Sunday, November 7, 2010

Michael Wesch and YouTube… Are we Digitally Disconnecting or Connecting?

After viewing Michael Wesch’s talk at the Library of Congress on the effects of social media and digital technology on global society it got me thinking about what “digital disconnect” means in 2010. Wesch, who is a professor of cultural anthropology at Kansas State University, examines human uses of technology. His talk to the Library of Congress focused on the phenomenon of YouTube, and the community of people using it. The talk illustrated the power of the internet to transfer both information and feelings. For example Wesch tells the story of a chubby kid dancing alone in his suburban New Jersey bedroom who created a video which created a world-wide dance frenzy. This “silly” video has been viewed an estimated 600 million times. Ten years ago “digital disconnect” seemed to mean that kids in school were ahead of their teachers in using technology to do homework. Today, whether we are disconnecting or actually connecting by the millions is open to question.


The global social network Facebook now has about 600 million members. So, if we are spending hour upon hour connecting with others and making new “friends” online (while sitting home alone) are we connecting or disconnecting? As Wesch states, “YouTube is a celebration of new forms of community… the types of community we have never really seen before … global connections transcending space and time… and in fact they can actually invent new ways of connecting with each other and  it’s getting easier and easier to do.” Wesch concludes that the web is about linking people together and, we are going to have to rethink some things… even love.” The question, if we are connecting or disconnecting may have to be reevaluated as well.

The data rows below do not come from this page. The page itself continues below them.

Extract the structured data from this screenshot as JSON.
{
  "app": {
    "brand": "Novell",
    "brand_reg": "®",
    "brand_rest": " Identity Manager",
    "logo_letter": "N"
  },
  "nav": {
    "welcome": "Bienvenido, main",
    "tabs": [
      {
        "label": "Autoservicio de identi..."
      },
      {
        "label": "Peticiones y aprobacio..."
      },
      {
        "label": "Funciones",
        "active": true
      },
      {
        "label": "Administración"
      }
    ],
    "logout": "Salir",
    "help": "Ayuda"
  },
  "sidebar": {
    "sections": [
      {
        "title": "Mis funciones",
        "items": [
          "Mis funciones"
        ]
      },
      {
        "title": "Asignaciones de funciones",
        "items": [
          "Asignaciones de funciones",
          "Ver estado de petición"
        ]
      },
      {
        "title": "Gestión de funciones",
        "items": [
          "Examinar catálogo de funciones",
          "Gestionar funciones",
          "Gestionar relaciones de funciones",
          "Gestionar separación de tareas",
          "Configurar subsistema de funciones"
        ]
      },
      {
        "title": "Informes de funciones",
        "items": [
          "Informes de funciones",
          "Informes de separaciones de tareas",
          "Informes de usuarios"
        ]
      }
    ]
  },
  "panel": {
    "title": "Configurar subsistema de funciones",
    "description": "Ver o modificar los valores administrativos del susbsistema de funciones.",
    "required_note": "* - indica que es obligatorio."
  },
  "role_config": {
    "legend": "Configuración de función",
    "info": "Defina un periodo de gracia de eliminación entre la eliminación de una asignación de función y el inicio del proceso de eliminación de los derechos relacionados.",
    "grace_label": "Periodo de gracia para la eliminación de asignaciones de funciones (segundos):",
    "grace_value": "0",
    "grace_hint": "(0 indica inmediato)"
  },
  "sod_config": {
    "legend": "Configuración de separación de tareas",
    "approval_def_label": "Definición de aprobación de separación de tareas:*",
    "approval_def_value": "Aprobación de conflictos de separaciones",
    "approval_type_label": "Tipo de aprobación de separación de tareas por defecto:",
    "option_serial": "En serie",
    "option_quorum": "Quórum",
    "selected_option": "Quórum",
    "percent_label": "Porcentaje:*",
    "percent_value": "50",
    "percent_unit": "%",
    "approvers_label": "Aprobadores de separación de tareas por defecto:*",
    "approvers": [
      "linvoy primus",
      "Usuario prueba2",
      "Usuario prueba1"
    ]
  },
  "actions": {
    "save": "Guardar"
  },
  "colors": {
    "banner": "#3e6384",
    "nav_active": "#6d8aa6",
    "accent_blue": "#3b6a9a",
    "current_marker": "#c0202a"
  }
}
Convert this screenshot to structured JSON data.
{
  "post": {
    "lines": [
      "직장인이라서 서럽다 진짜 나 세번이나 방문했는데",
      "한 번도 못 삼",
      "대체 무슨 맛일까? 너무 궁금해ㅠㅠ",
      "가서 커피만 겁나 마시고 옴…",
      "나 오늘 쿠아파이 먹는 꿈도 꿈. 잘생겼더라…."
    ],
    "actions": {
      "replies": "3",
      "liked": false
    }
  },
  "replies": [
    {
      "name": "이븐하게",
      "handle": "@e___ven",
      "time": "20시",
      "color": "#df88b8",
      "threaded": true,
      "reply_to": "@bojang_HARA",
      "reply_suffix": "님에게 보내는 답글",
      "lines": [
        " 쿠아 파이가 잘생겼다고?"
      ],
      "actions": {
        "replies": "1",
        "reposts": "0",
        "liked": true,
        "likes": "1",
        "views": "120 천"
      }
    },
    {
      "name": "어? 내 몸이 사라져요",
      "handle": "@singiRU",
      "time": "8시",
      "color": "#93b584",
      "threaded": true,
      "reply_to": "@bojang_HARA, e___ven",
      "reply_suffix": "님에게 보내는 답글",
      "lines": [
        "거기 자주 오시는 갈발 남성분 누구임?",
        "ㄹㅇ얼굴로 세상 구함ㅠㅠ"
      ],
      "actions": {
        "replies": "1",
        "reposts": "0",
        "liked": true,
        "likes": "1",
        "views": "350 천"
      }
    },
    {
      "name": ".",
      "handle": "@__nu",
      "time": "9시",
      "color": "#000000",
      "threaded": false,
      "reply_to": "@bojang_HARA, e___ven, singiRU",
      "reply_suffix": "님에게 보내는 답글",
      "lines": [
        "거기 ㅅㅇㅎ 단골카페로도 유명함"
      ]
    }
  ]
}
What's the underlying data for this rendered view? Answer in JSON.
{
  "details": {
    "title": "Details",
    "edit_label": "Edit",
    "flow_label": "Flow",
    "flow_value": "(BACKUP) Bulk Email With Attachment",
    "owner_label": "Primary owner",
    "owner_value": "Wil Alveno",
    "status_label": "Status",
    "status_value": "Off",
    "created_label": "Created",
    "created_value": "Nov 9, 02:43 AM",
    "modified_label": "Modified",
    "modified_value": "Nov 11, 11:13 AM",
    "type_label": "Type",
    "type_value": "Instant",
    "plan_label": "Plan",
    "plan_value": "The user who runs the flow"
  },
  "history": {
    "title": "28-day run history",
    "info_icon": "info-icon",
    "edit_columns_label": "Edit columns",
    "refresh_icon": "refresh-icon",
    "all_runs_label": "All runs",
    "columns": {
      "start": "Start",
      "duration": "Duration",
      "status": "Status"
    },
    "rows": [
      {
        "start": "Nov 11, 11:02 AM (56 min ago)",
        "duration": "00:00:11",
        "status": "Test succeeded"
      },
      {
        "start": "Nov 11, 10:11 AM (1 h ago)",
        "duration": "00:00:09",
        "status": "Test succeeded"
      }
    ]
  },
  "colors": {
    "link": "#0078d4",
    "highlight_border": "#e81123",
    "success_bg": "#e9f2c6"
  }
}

“As media has changed, human relations have changed” proclaims Wesch. And, in 2010 technology is moving at lightening speed and the dynamic of human relationships appear to be changing as well. Communities are now being built via the internet. Facebook and YouTube are examples of virtual communities. In 1993 Howard Rheingold wrote a book called The Virtual Community. Rheingold may have been the first citizen of the internet community. In the book, he describes a population that is as real as any physical community. People meet, talk, seek information and even fall in love. As Wesch says about YouTube, what we see here is “people connecting very, very deeply.”


Technology can be what we make of it. We can continually focus on the “downside” of the virtual community. But, we can do that with the physical community. There was loneliness, isolation and negative human relations long before the internet. In my mind, technology can and will be embraced to overcome these and many other difficulties associated with everyday living… and, bring us closer as a global community.